Ellen M. Wood's "The Retreat from Class" ,
published in 1983, is uncannily predictive of the course of neo-liberalism. Though she is pretty
highhanded with us epigoni of French Theory, what she says about the disappearance
of class within political discourse – and cultural discourse in general - is
totally correct, at least in the Anglosphere.
Of
course, class only disappears in the minds of the bien-pensants, not from their
daily lives. Class as lived experience is overwhelmingly present, from the
sandwich shops of David Broder to the shores of the mini-mansion subdivision
universe.
Neoliberalism
is neo because, unlike classical liberalism, it proceeds logically from the
dismantling of the labor theory of value. In terms of class, this means writing
out the working class, and substituting as its pertinent tri-fold structure the
wealthy, the middle class, and the poor. The wealthy are described as wealth
makers. The middle class are economically autonomous, and the poor are
government dependents.
Within
neo-liberalism, then, taxing the wealthy is justified by the government
services provided for them, and not as a countermeasure to the level of
exploitation that creates that group. The middle class, if it demands something
from the government, is displaying moral culpability: how dare, for instance,
middle class kids demand free secondary education? Obviously, they simply want
bribes. And the poor never work – the goal is to get them to work. Then we can
pull away government support for them.
Class, which used to
indicate a position in the spheres of production and circulation, becomes, in
neoliberalism, a proxy for income.
Politically, income is a
very weak guarantor of solidarity. The search for solidarity turns elsewehere –
to various identities, which, in the absence of a robust sense of production
and circulation, take on the primary roles in structuring our lives, and thus
the politics concerning our lives.
It is interesting to me
that Marx talks about life, not about economics, when speaking of what
determines our consciousness. Life is at the center of his thinking, yet it is
consistently read out of his thinking. When we read that Marx doesn’t accord
enough force, or accords no force, to ideas, the people saying this are usually
at work. They are usually academics writing ideas in books that, among other
things, will gain them tenure. The ideas that they are talking about come from
the great names. They are not talking about the ideas of the sandwichmaker at
Subway. Why?
What we know of the life of
the sandwichmaker – or of our own lives – is that we perpetually sacrifice our
idea time to our work time. Marx has a pretty keen idea of what space, in the
course of a life in which twelve hours a day is devoted to repetitive work
activities, is going to go into ideas that are going to be written on paper.
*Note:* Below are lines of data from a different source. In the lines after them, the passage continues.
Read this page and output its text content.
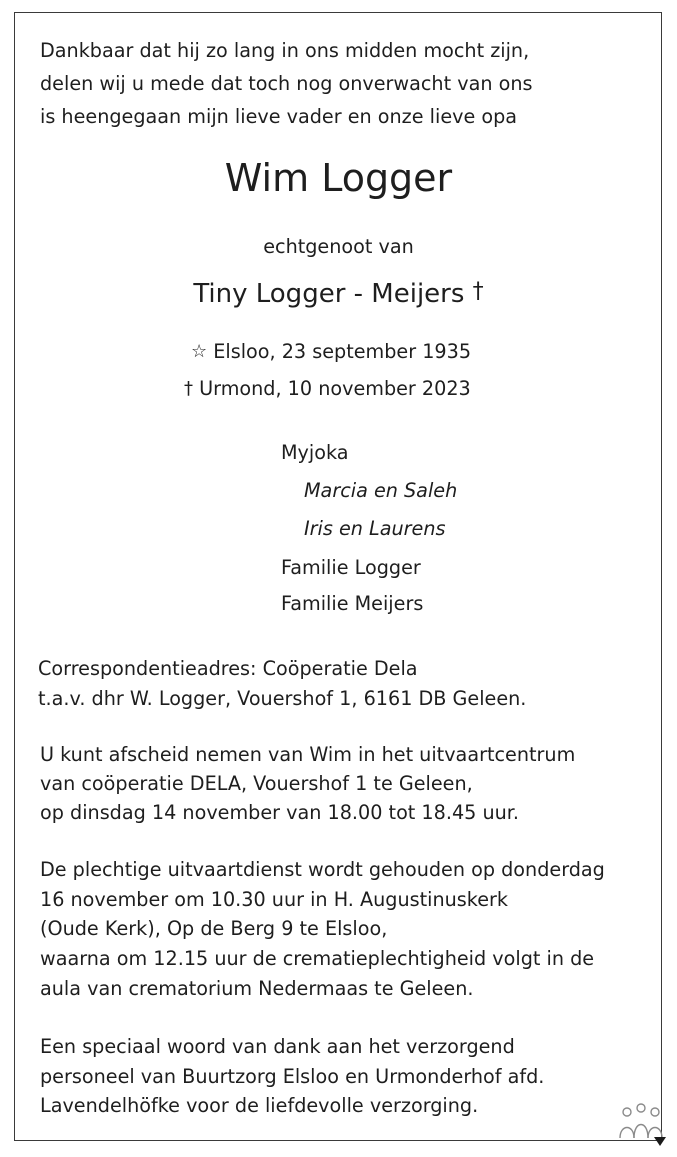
Dankbaar dat hij zo lang in ons midden mocht zijn,
delen wij u mede dat toch nog onverwacht van ons
is heengegaan mijn lieve vader en onze lieve opa
Wim Logger
echtgenoot van
Tiny Logger - Meijers †
☆ Elsloo, 23 september 1935
† Urmond, 10 november 2023
Myjoka
Marcia en Saleh
Iris en Laurens
Familie Logger
Familie Meijers
Correspondentieadres: Coöperatie Dela
t.a.v. dhr W. Logger, Vouershof 1, 6161 DB Geleen.
U kunt afscheid nemen van Wim in het uitvaartcentrum
van coöperatie DELA, Vouershof 1 te Geleen,
op dinsdag 14 november van 18.00 tot 18.45 uur.
De plechtige uitvaartdienst wordt gehouden op donderdag
16 november om 10.30 uur in H. Augustinuskerk
(Oude Kerk), Op de Berg 9 te Elsloo,
waarna om 12.15 uur de crematieplechtigheid volgt in de
aula van crematorium Nedermaas te Geleen.
Een speciaal woord van dank aan het verzorgend
personeel van Buurtzorg Elsloo en Urmonderhof afd.
Lavendelhöfke voor de liefdevolle verzorging.
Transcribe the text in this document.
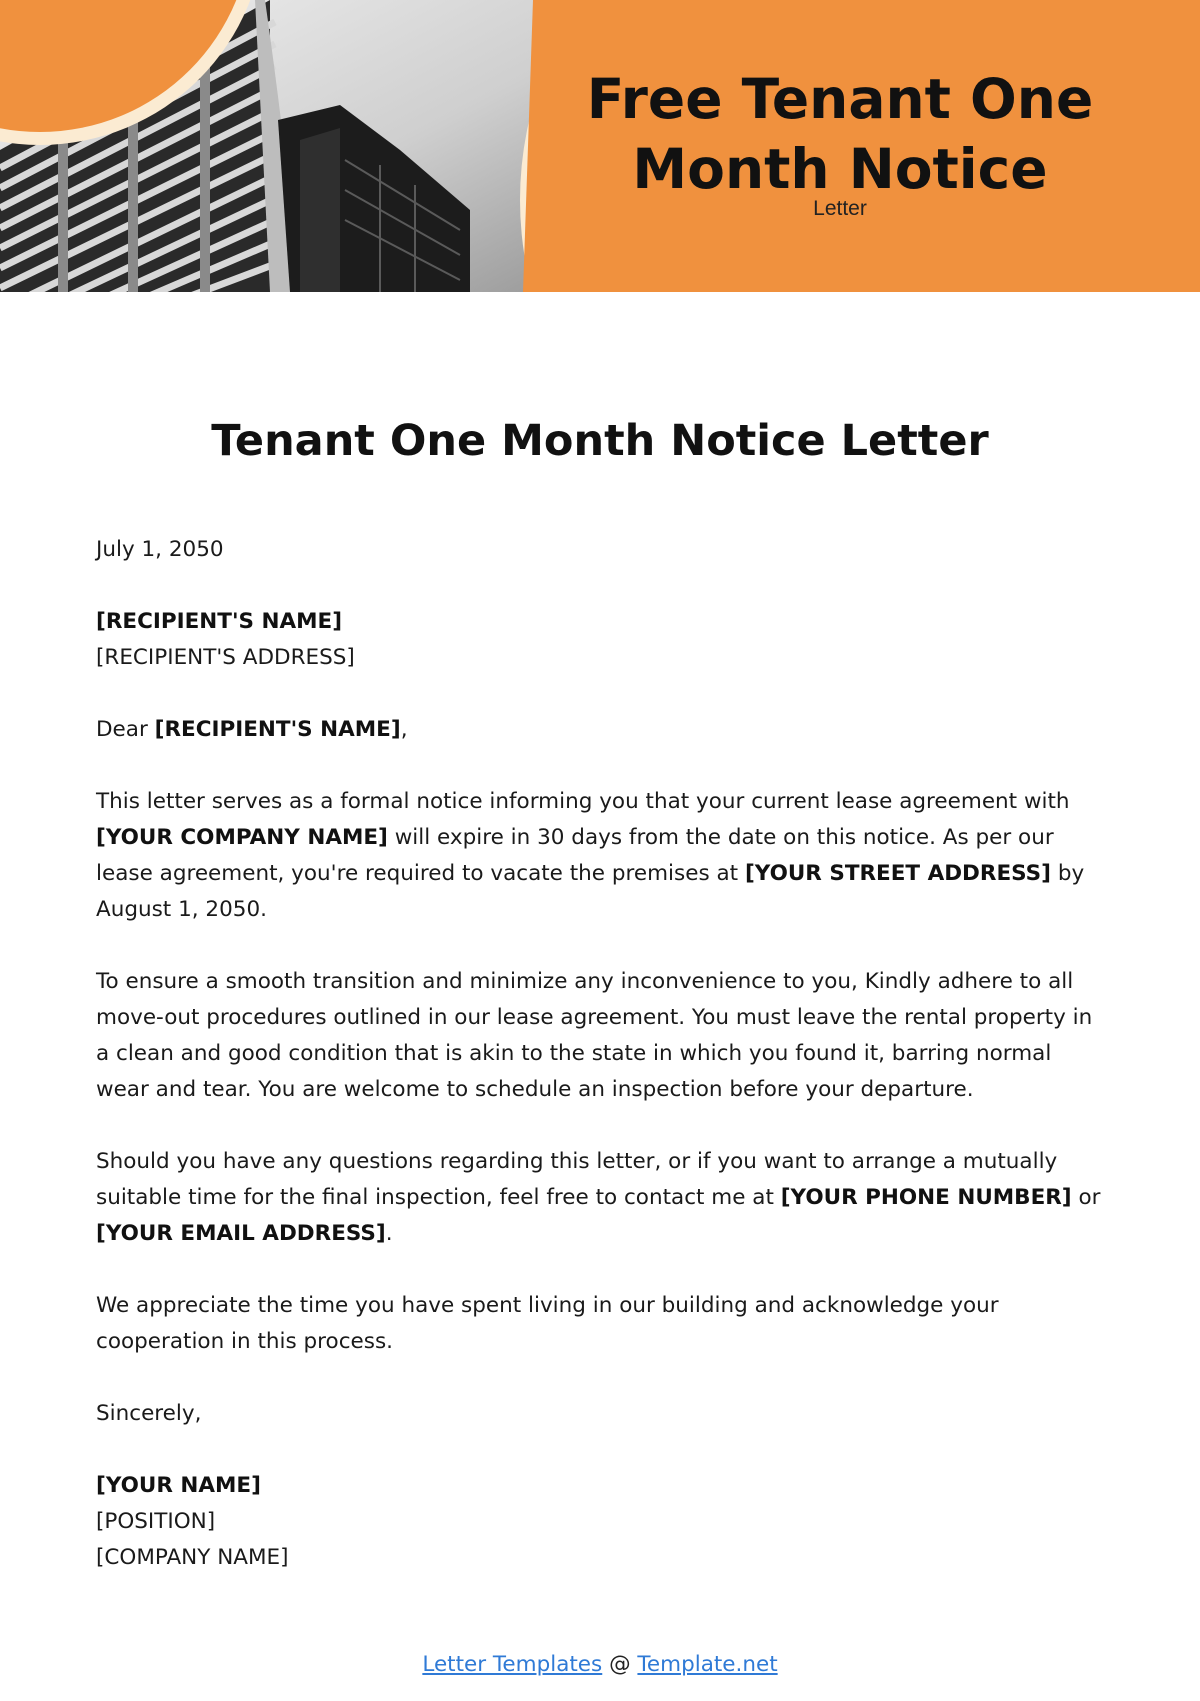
Free Tenant One Month Notice
Letter
Tenant One Month Notice Letter

July 1, 2050

[RECIPIENT'S NAME]
[RECIPIENT'S ADDRESS]

Dear [RECIPIENT'S NAME],

This letter serves as a formal notice informing you that your current lease agreement with [YOUR COMPANY NAME] will expire in 30 days from the date on this notice. As per our lease agreement, you're required to vacate the premises at [YOUR STREET ADDRESS] by August 1, 2050.

To ensure a smooth transition and minimize any inconvenience to you, Kindly adhere to all move-out procedures outlined in our lease agreement. You must leave the rental property in a clean and good condition that is akin to the state in which you found it, barring normal wear and tear. You are welcome to schedule an inspection before your departure.

Should you have any questions regarding this letter, or if you want to arrange a mutually suitable time for the final inspection, feel free to contact me at [YOUR PHONE NUMBER] or [YOUR EMAIL ADDRESS].

We appreciate the time you have spent living in our building and acknowledge your cooperation in this process.

Sincerely,

[YOUR NAME]
[POSITION]
[COMPANY NAME]

Letter Templates @ Template.net
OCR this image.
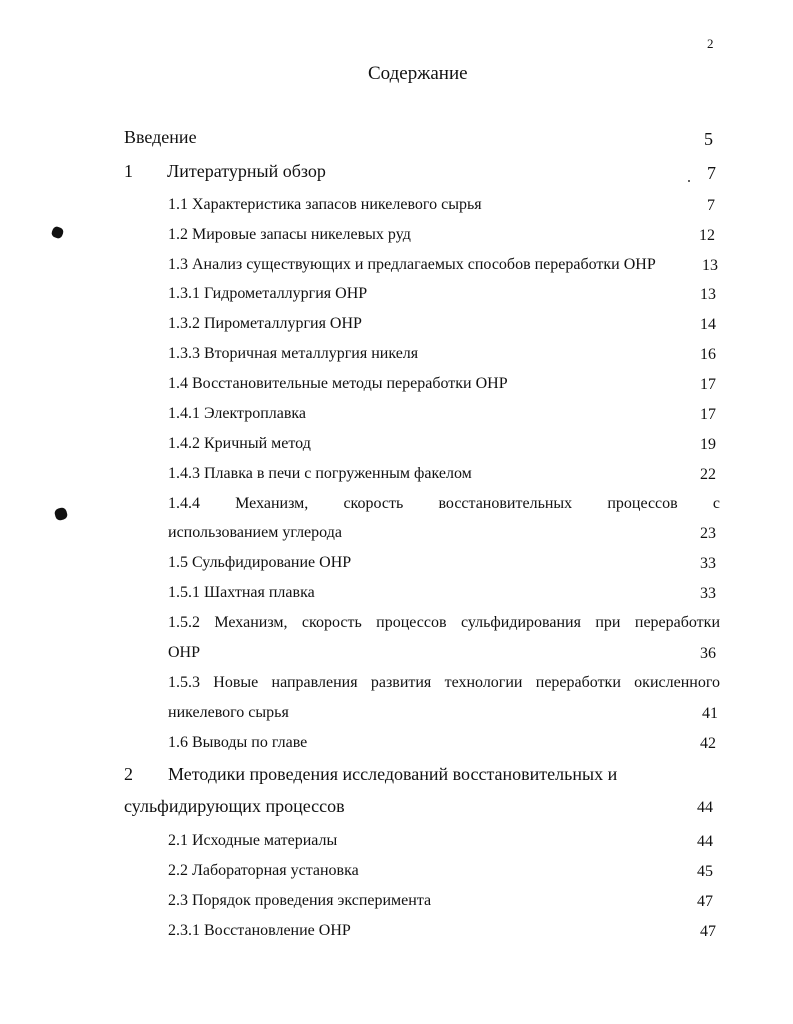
2
Содержание
Введение	5
1 Литературный обзор	7
1.1 Характеристика запасов никелевого сырья	7
1.2 Мировые запасы никелевых руд	12
1.3 Анализ существующих и предлагаемых способов переработки ОНР	13
1.3.1 Гидрометаллургия ОНР	13
1.3.2 Пирометаллургия ОНР	14
1.3.3 Вторичная металлургия никеля	16
1.4 Восстановительные методы переработки ОНР	17
1.4.1 Электроплавка	17
1.4.2 Кричный метод	19
1.4.3 Плавка в печи с погруженным факелом	22
1.4.4 Механизм, скорость восстановительных процессов с
использованием углерода	23
1.5 Сульфидирование ОНР	33
1.5.1 Шахтная плавка	33
1.5.2 Механизм, скорость процессов сульфидирования при переработки
ОНР	36
1.5.3 Новые направления развития технологии переработки окисленного
никелевого сырья	41
1.6 Выводы по главе	42
2 Методики проведения исследований восстановительных и
сульфидирующих процессов	44
2.1 Исходные материалы	44
2.2 Лабораторная установка	45
2.3 Порядок проведения эксперимента	47
2.3.1 Восстановление ОНР	47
The neo-liberal triumph is
to make this all seem delusory. Instead, we have the great ideas of the great
ideamen – usually men, but under our new more liberal standards, even women are
accepted! – and then we have the daily lives of people who, if we don’t watch
out, will want free government services.
It is in this way that
neo-liberalism moves from being some set of “ideas” about the economy to a
cosmic vision of how things are and ought to be.